Não raro, a simplificação boba que diz que um grupo de pessoas, por mais numeroso que seja, representa toda a ”população brasileira” serve a um discurso e é vendido como tal.

Mesmo durante o impeachment, pesquisas mostraram que as razões pela insatisfação com o governo Dilma eram diferentes entre os mais ricos (que eram maioria nas manifestações de rua, reclamam da corrupção e defendiam um Estado menor) e os mais pobres (que passaram a querer sua saída, mas porque a economia estava ruim e o Estado não estava sendo suficientemente grande para garantir um colchão melhor de proteção social).

Diante disso, qual a principal razão da ”população brasileira” para a insatisfação com a ex-presidente?

Uma coisa relativamente simples é colocar um assunto na lista de trending topics do Twitter. Basta que um tema ative formadores de opinião na rede em um curto espaço de tempo ou que uma milícia digital, que possua perfis falsos, ative sua rede.

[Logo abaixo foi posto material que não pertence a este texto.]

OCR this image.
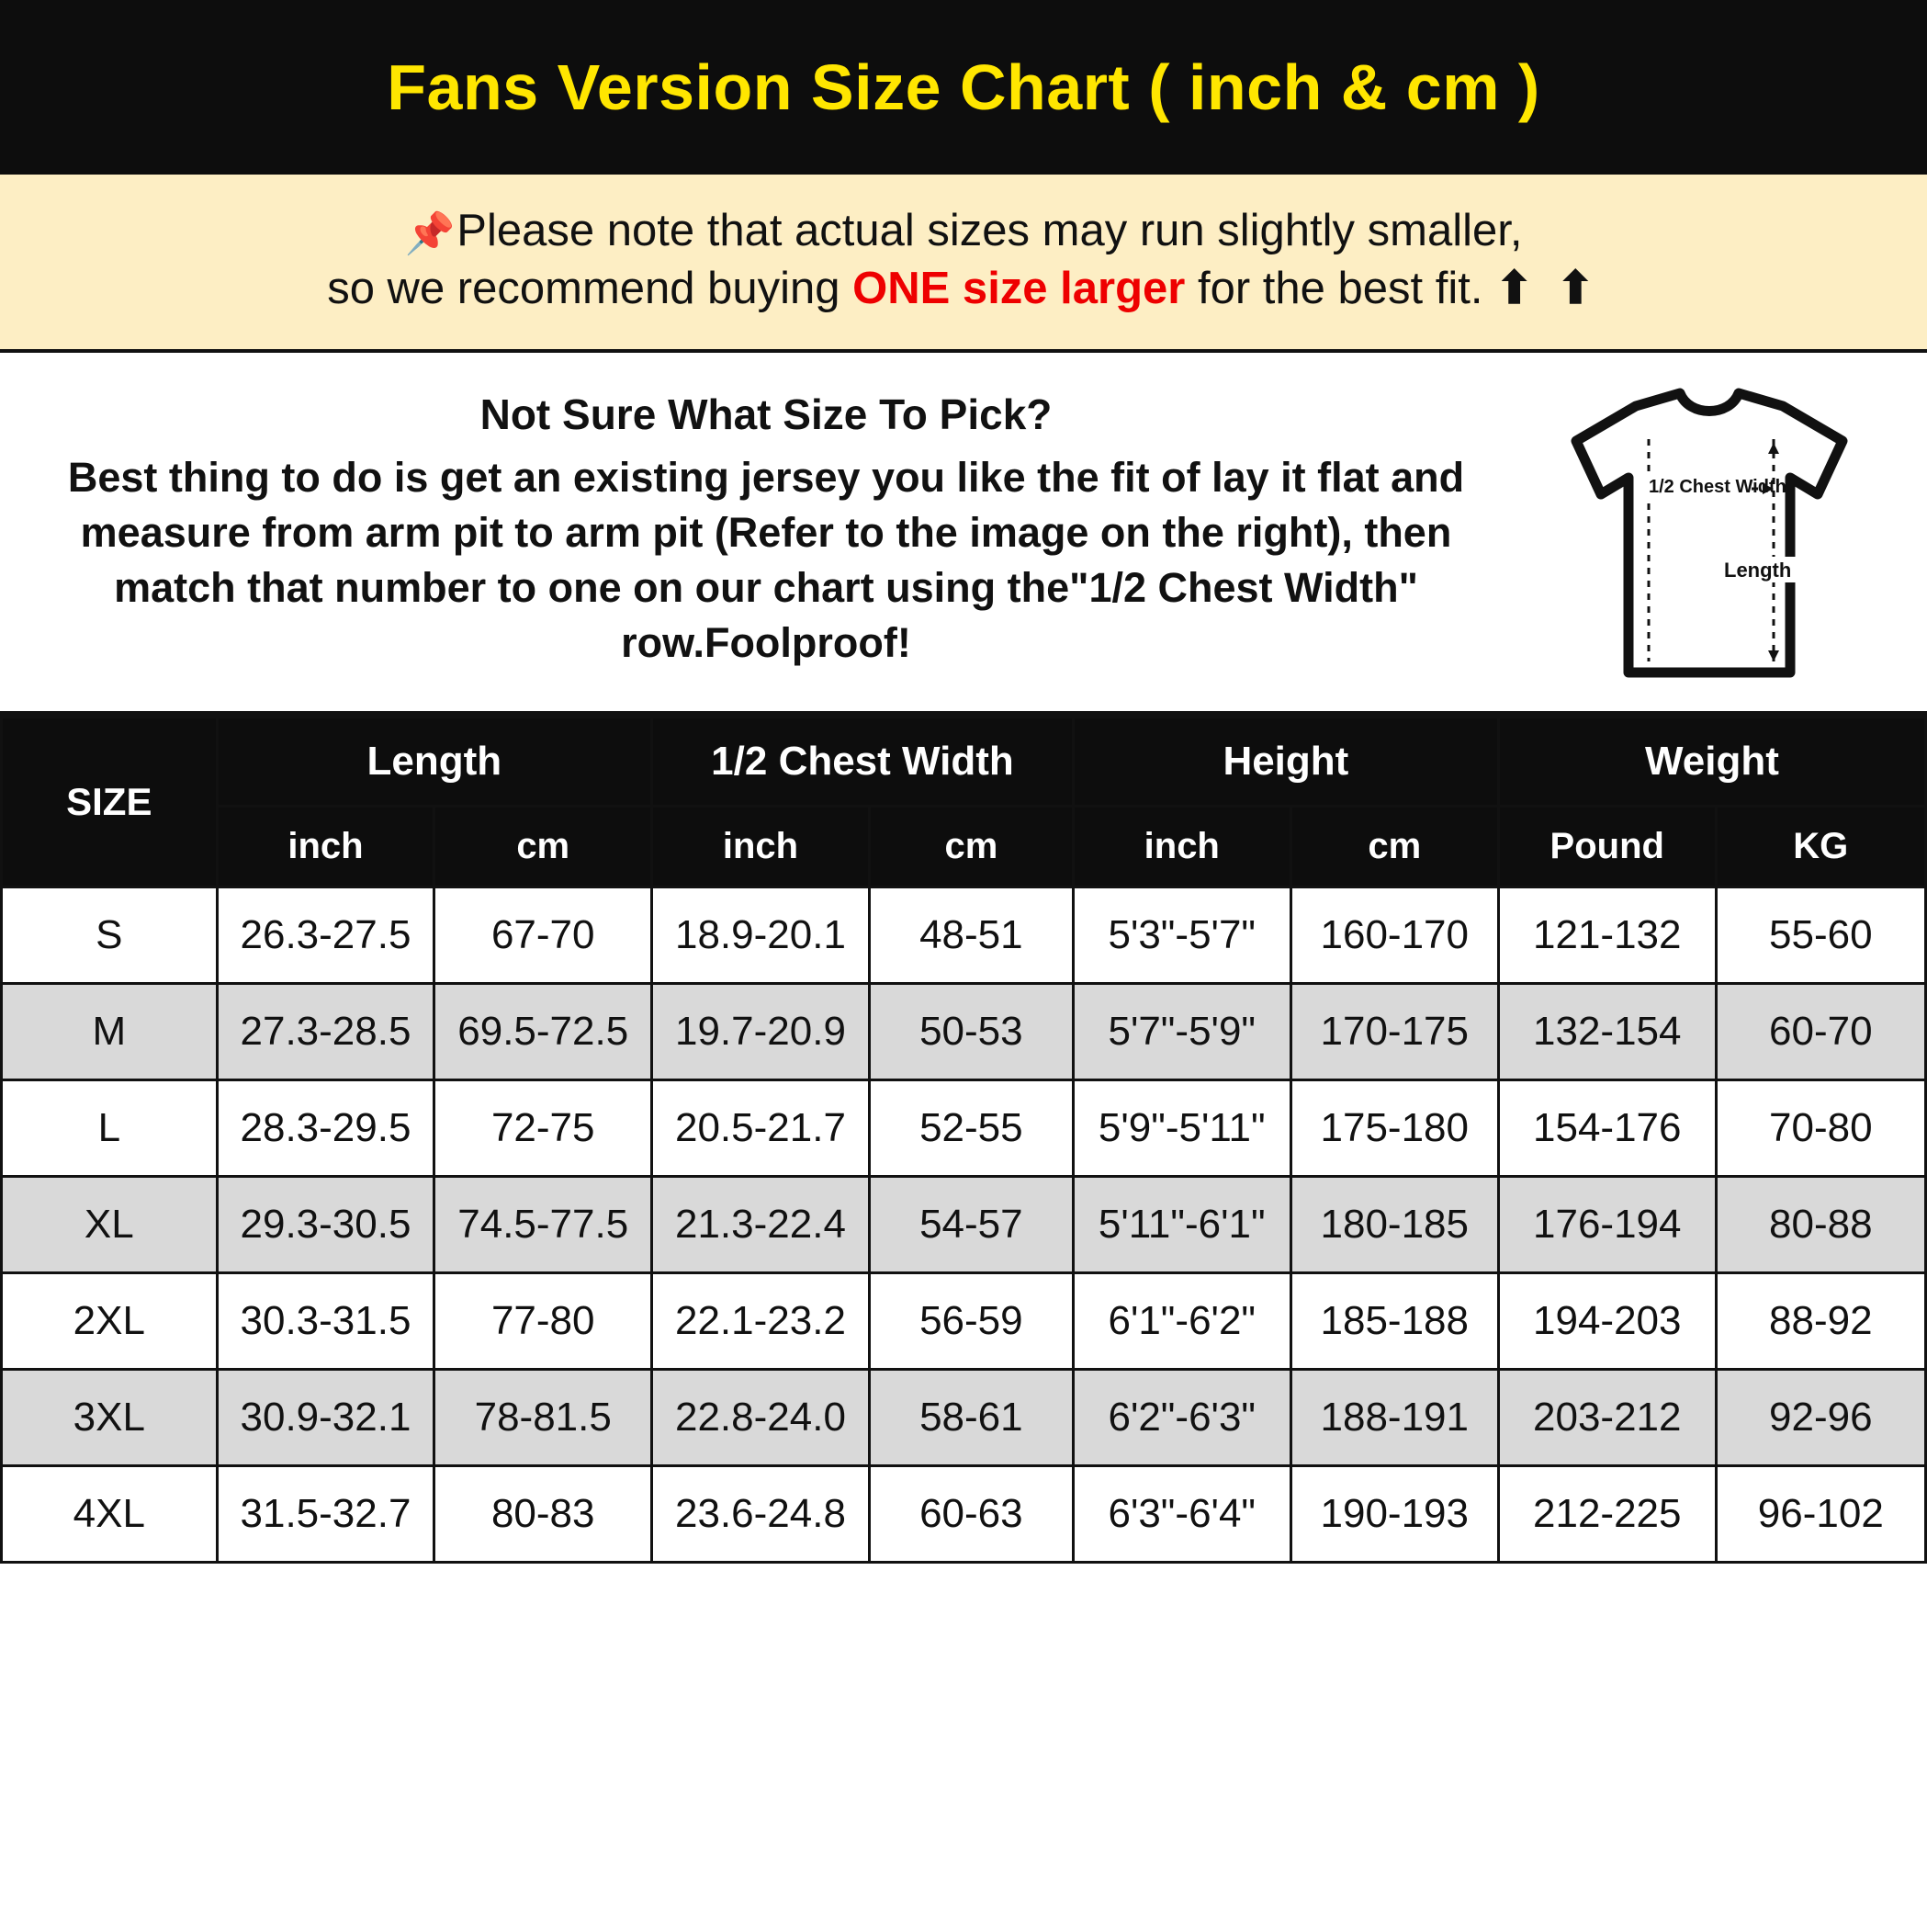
Fans Version Size Chart ( inch & cm )
📌Please note that actual sizes may run slightly smaller,
so we recommend buying ONE size larger for the best fit. ⬆ ⬆
Not Sure What Size To Pick?
Best thing to do is get an existing jersey you like the fit of lay it flat and measure from arm pit to arm pit (Refer to the image on the right), then match that number to one on our chart using the"1/2 Chest Width" row.Foolproof!
1/2 Chest Width
Length
SIZE	Length		1/2 Chest Width		Height		Weight	
	inch	cm	inch	cm	inch	cm	Pound	KG
S	26.3-27.5	67-70	18.9-20.1	48-51	5'3"-5'7"	160-170	121-132	55-60
M	27.3-28.5	69.5-72.5	19.7-20.9	50-53	5'7"-5'9"	170-175	132-154	60-70
L	28.3-29.5	72-75	20.5-21.7	52-55	5'9"-5'11"	175-180	154-176	70-80
XL	29.3-30.5	74.5-77.5	21.3-22.4	54-57	5'11"-6'1"	180-185	176-194	80-88
2XL	30.3-31.5	77-80	22.1-23.2	56-59	6'1"-6'2"	185-188	194-203	88-92
3XL	30.9-32.1	78-81.5	22.8-24.0	58-61	6'2"-6'3"	188-191	203-212	92-96
4XL	31.5-32.7	80-83	23.6-24.8	60-63	6'3"-6'4"	190-193	212-225	96-102
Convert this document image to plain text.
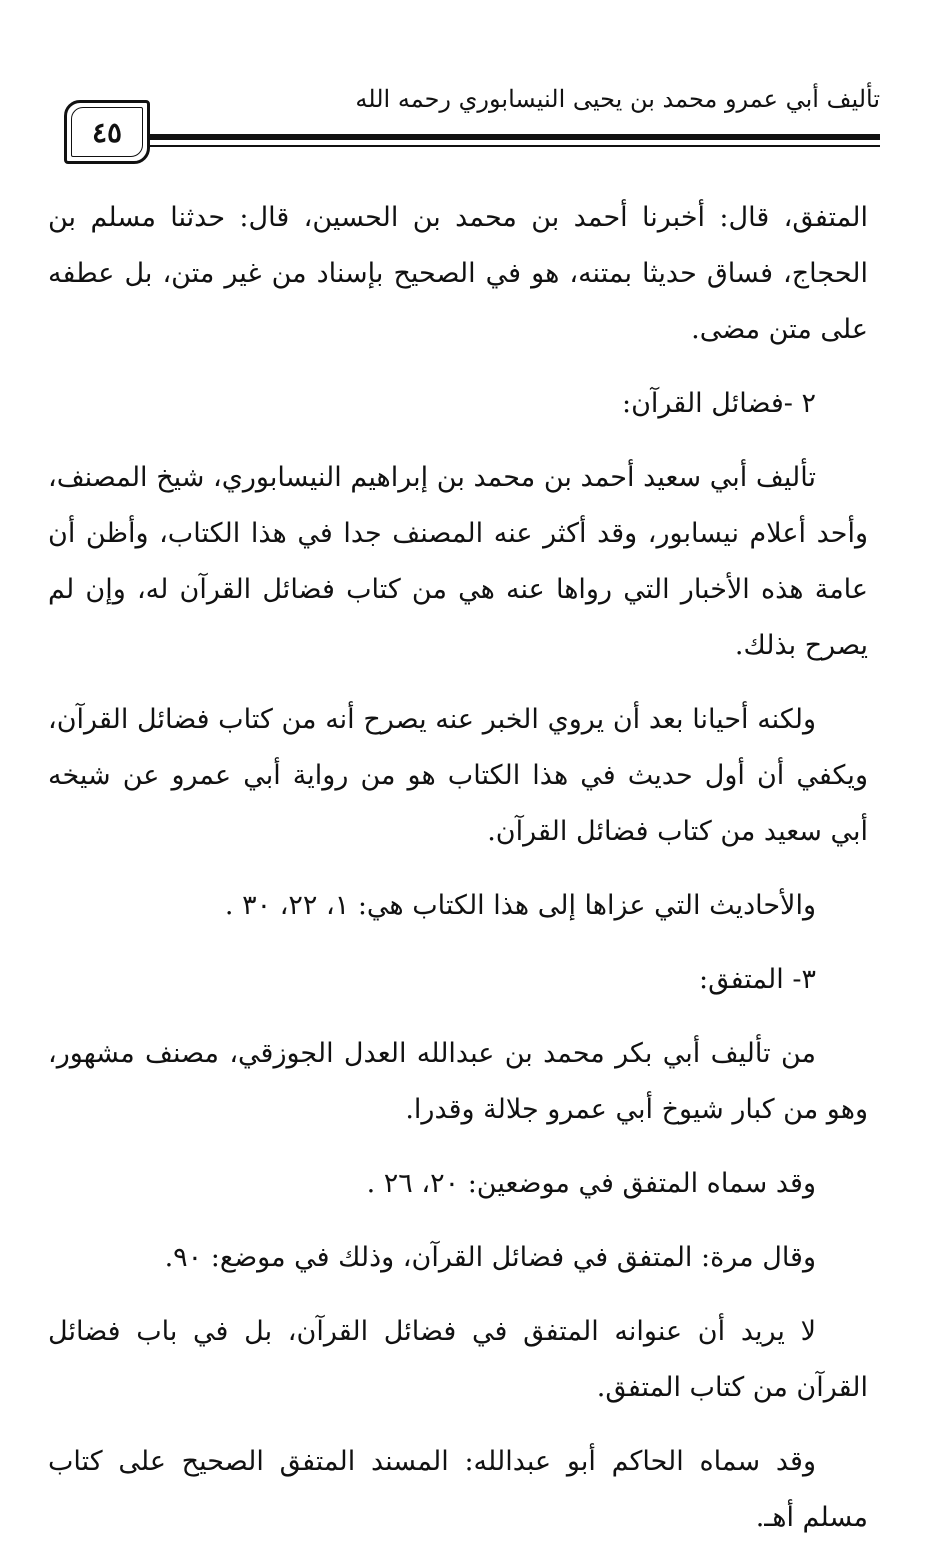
تأليف أبي عمرو محمد بن يحيى النيسابوري رحمه الله
٤٥

المتفق، قال: أخبرنا أحمد بن محمد بن الحسين، قال: حدثنا مسلم بن الحجاج، فساق حديثا بمتنه، هو في الصحيح بإسناد من غير متن، بل عطفه على متن مضى.

٢ -فضائل القرآن:

تأليف أبي سعيد أحمد بن محمد بن إبراهيم النيسابوري، شيخ المصنف، وأحد أعلام نيسابور، وقد أكثر عنه المصنف جدا في هذا الكتاب، وأظن أن عامة هذه الأخبار التي رواها عنه هي من كتاب فضائل القرآن له، وإن لم يصرح بذلك.

ولكنه أحيانا بعد أن يروي الخبر عنه يصرح أنه من كتاب فضائل القرآن، ويكفي أن أول حديث في هذا الكتاب هو من رواية أبي عمرو عن شيخه أبي سعيد من كتاب فضائل القرآن.

والأحاديث التي عزاها إلى هذا الكتاب هي: ١، ٢٢، ٣٠ .

٣- المتفق:

من تأليف أبي بكر محمد بن عبدالله العدل الجوزقي، مصنف مشهور، وهو من كبار شيوخ أبي عمرو جلالة وقدرا.

وقد سماه المتفق في موضعين: ٢٠، ٢٦ .

وقال مرة: المتفق في فضائل القرآن، وذلك في موضع: ٩٠.

لا يريد أن عنوانه المتفق في فضائل القرآن، بل في باب فضائل القرآن من كتاب المتفق.

وقد سماه الحاكم أبو عبدالله: المسند المتفق الصحيح على كتاب مسلم أهـ.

O resultado é que muita gente acredita realmente que o mundo está falando sobre aquele assunto. Não, não está. O mundo não são algumas milhares de pessoas ou robôs atuando por um propósito. E isso é o suficiente, contudo, para que isso paute parte da imprensa.

Por fim, sem demérito para todos os grupos que ocupam as ruas com suas demandas, fico me perguntando se chegará o dia em que o ”povão” – a maioria amorfa em nome do qual tudo é feito, mas que raramente se beneficia do grosso do Estado – irá às ruas. Até agora, ele não saiu de casa nem pró, nem contra nenhum governo. Não posta sua indignação nas redes sociais, porque faz parte daqueles 40% de população que está fora da internet. Continua onde sempre esteve: trabalhando pelo bem-estar de uma minoria, com medo de perder o emprego e assistindo a tudo bestializado pela TV.

No dia em que esse pessoal resolver dizer basta às castas de políticos corruptos, de elites econômicas sanguessugas e de demagogos violentos e antidemocráticos, percebendo que, crise após crise, são eles que pagam o pato num país em que lucros ficam com o andar de cima e prejuízos com o andar de baixo, acho que o tempo vai fechar.

Desconfio, que – nesse dia – essa imensa maioria não será chamada pelos mesmos analistas de ”população brasileira”, mas de vândalos e hordas de bárbaros. Mas, daí, será tarde demais.